Le climat de l’emploi est resté stable à 102, au-dessus de sa moyenne de long terme.

 

Les cours internationaux

Prix des matières premières et taux de change €/$

Vers une légère hausse du cours du pétrole à environ 84$/baril en moyenne sur 2024

La demande mondiale de pétrole a affiché une hausse exceptionnelle en 2023 (+2,5 millions de barils/jour) en raison du rebond mécanique de la demande chinoise, contrainte en 2022 par les restrictions sanitaires, tandis que les coupes d’offre de l’OPEP+ ont replongé le marché mondial en déficit. En 2024, la croissance de la demande devrait être plus modérée (+1,1 million de barils/jour selon les prévisions de l’Agence Internationale de l’Énergie). La récente remontée des cours au-dessus de 80 $ le baril est propice à une reprise de la production hors OPEP, à l’image des hausses de production observées aux États-Unis, au Canada ou au Brésil depuis l’été dernier. Dans ce contexte, les pays de l’OPEP+ auront des difficultés à respecter les quotas de production qu’ils se sont imposés, craignant de perdre des parts de marché dans un contexte de prix élevés.  Par ailleurs, après s’être nettement contractés en 2020, les investissements en nouvelles capacités d’extraction sont repartis à la hausse mais ils restent encore bien inférieurs à leur niveau d’avant-Covid, contraignant ainsi le potentiel de reprise de l’offre mondiale et fixant ainsi un plancher à la baisse potentielle des cours sur un horizon de moyen terme. Par conséquent, au-delà des aléas géopolitiques (conflits au Moyen-Orient et en Ukraine) qui peuvent provoquer des oscillations temporaires, nous tablons sur une stabilisation du cours juste en-dessous de 85$/baril, en moyenne annuelle, en 2024.

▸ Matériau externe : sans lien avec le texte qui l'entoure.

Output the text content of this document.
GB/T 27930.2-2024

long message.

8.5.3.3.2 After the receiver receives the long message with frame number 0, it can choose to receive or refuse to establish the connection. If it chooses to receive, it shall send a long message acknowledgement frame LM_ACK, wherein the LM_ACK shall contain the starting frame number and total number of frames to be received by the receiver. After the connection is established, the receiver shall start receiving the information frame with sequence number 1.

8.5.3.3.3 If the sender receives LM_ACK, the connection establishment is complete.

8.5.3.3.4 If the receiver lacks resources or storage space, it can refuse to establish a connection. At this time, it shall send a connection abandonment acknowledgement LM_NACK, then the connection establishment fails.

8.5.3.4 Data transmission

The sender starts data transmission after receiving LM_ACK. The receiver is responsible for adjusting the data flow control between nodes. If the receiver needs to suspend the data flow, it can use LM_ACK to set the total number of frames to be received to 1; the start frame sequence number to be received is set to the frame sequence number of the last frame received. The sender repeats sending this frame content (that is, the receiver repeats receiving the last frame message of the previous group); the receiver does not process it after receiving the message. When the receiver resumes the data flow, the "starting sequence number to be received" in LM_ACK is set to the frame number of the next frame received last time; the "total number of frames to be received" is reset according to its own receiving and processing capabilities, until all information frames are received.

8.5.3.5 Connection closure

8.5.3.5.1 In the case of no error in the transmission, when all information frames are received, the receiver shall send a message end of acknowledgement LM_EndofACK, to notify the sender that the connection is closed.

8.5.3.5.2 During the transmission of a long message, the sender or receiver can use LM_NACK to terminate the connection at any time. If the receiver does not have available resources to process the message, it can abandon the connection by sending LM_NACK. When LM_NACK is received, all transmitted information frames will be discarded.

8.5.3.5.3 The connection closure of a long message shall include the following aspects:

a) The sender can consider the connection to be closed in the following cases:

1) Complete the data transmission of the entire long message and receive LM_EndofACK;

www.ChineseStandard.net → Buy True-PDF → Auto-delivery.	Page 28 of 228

Les cours des métaux industriels ont suivi une tendance baissière entre le printemps et le début de l’automne, dans un contexte de conjoncture morose et de normalisation des conditions de l’offre minière, mais des tensions haussières sont réapparues cet hiver et se sont renforcées au printemps, notamment sur les cours du cuivre, au gré des nouvelles économiques (décisions de politique monétaire, prévisions de croissance mondiale)) et politiques (tensions croissantes au Moyen-Orient depuis novembre). Dans notre scénario, les cours des métaux devraient afficher en 2024 des baisses plus modérées qu’en 2023, voire des légères hausses dans les cas du cuivre, de l’aluminium et du zinc.